使命:私たちは何のために存在しているのか
ビジョン:私たちはどこに行こうとしているのか
基本となる価値観:私たちは何を大切に考えるのか
行動原則:私たちはどのように行動するのか

 花王ウェイは「よきものづくり」(Yoki-monozukuri, a strong commitment by all members to provide products and brands of excellent value for consumer satisfaction)、「絶えざる革新」(Innovation)、「正道を歩む」(Integrity)を大切に考えています。これらの価値観はまさに創業者と歴代経営者に関する記録から引き出されたものです。Yoki-monozukuri は日本語(「よきものづくり」)ですが、これに正確に対応する英語は存在しないことから、そのまま Yoki-monozukuri として花王ウェイに掲げられています。

 2005年は「アジア一体運営」戦略 Asia Harmonaization Strategy が打ち出された時期であり、コーポレートコミュニケーションチームは花王ウェイの普及にさらに貢献することとなりました。同チームは花王ウェイ研修のためのワークショップを開催しますが、これは、もともとはグローバルに多国籍化したグループ内でのコーポレートアイデンティティー共有のため、海外の現地法人を対象としてはじまったものです。最初にマレーシアで試験的にワークショップを行った後、タイで最初のワークショップが開始されました。コーポレートコミュニケーションチームは最初に現地のトレーナーを養成するためのワークショップを開催し、その後はここで養成された人材が現地でのワークショップを行います。アジア地域から始まり、欧米諸国での開催を終えて、現在は実施されていない事業所が残る日本国内で引き続き花王ウェイ普及のためのワークショップが行われています。

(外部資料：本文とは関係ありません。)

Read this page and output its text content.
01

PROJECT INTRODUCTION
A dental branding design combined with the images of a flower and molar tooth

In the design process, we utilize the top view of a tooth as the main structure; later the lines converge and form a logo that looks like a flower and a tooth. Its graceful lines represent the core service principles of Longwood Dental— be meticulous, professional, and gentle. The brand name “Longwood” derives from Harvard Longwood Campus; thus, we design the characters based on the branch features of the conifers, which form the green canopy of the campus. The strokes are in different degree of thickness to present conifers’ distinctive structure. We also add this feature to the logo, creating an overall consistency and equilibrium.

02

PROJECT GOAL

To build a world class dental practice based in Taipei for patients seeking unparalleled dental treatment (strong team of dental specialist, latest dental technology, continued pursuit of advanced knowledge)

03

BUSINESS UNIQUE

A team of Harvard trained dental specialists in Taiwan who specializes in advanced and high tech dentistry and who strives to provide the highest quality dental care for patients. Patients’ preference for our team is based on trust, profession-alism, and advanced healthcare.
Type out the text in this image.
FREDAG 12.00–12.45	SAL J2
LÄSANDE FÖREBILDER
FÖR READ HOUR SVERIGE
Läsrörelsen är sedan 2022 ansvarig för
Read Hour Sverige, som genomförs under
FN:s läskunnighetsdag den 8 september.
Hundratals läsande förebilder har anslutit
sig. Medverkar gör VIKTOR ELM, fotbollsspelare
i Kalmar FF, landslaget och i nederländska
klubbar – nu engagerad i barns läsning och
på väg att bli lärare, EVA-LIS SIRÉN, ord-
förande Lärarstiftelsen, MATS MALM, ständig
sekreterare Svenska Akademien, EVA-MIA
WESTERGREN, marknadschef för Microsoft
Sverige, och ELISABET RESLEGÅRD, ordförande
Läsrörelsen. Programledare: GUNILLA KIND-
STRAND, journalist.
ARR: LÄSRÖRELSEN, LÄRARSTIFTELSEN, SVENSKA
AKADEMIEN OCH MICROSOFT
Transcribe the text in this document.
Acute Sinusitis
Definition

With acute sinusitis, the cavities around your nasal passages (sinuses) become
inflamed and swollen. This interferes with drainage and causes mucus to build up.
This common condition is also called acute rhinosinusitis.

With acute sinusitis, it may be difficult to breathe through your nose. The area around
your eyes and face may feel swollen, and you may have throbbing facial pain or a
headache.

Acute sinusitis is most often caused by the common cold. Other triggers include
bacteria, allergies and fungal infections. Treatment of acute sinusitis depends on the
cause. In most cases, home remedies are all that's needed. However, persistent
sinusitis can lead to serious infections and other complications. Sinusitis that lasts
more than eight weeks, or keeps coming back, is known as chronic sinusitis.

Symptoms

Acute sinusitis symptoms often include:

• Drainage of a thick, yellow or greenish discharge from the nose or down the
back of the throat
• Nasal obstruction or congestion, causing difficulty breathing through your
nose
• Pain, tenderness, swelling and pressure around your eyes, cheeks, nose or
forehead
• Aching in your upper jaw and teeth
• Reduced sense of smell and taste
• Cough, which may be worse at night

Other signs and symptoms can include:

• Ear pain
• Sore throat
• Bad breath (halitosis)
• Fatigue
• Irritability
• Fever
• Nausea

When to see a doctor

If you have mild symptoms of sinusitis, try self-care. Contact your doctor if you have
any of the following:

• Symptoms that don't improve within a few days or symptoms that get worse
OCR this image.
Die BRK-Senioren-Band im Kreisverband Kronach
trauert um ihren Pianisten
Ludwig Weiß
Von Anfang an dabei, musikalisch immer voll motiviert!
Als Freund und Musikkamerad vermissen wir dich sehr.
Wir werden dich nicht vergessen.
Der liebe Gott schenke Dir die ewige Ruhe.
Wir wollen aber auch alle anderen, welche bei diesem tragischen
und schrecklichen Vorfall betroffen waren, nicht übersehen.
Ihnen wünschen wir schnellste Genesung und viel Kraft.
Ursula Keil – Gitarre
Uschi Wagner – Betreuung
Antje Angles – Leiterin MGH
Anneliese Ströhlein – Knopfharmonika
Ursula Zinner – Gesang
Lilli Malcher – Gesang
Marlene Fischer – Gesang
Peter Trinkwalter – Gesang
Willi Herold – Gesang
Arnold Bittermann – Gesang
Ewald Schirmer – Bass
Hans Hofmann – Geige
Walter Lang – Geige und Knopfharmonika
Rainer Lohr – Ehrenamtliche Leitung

 なお2007年には花王ミュージアムがオープンしました。この施設もまた、従業員、経営者、取引先、顧客といった全てのステークホルダーの間で、コーポレートアイデンティティー理解をサポートしています。

 花王は「世界で最も倫理的な企業」World Most Ethical Company として6年連続で選定されていることもここに記しておくべきでしょう。2012年5月24日に企業史料協議会総会での講演で、同社取締役常務執行役員法務・コンプライアンス部門統括コーポレートコミュニケーション部門統括(当時)中川俊一氏は倫理面における花王のアチーブメントは花王ウェイの普及と実践による点を強調されています。つまり、花王アーカイブズなしには不可能だったともいえるでしょう。



おわりに

 企業アーカイブズは企業の中で重要な機能・役割を果たします。アーカイブズは「われわれは何者か?」「私たちの会社は何者か?」という問いに答えを与えてくれるのです。企業アーカイブズの担当者(ビジネスアーキビスト)の使命は、その会社が顧客のウェルビーイング、究極的には社会全体、にどのように貢献してきたのかに関わる企業遺産コンテンツを提供することにあります。そのようなコンテンツが社員に共有され、社員の心の琴線に触れる時、アーカイブズの歴史遺産は、社会的に信頼しうる行動へ企業人を駆り立てるものとなります。これはコンプライアンスとビジネスそのものへの、目には見えない道義的な力の基盤となるのです。



*本記事作成に当たっては、花王株式会社企業文化情報部花王ミュージアム・資料室のみなさまにご協力いただきました。記して感謝いたします。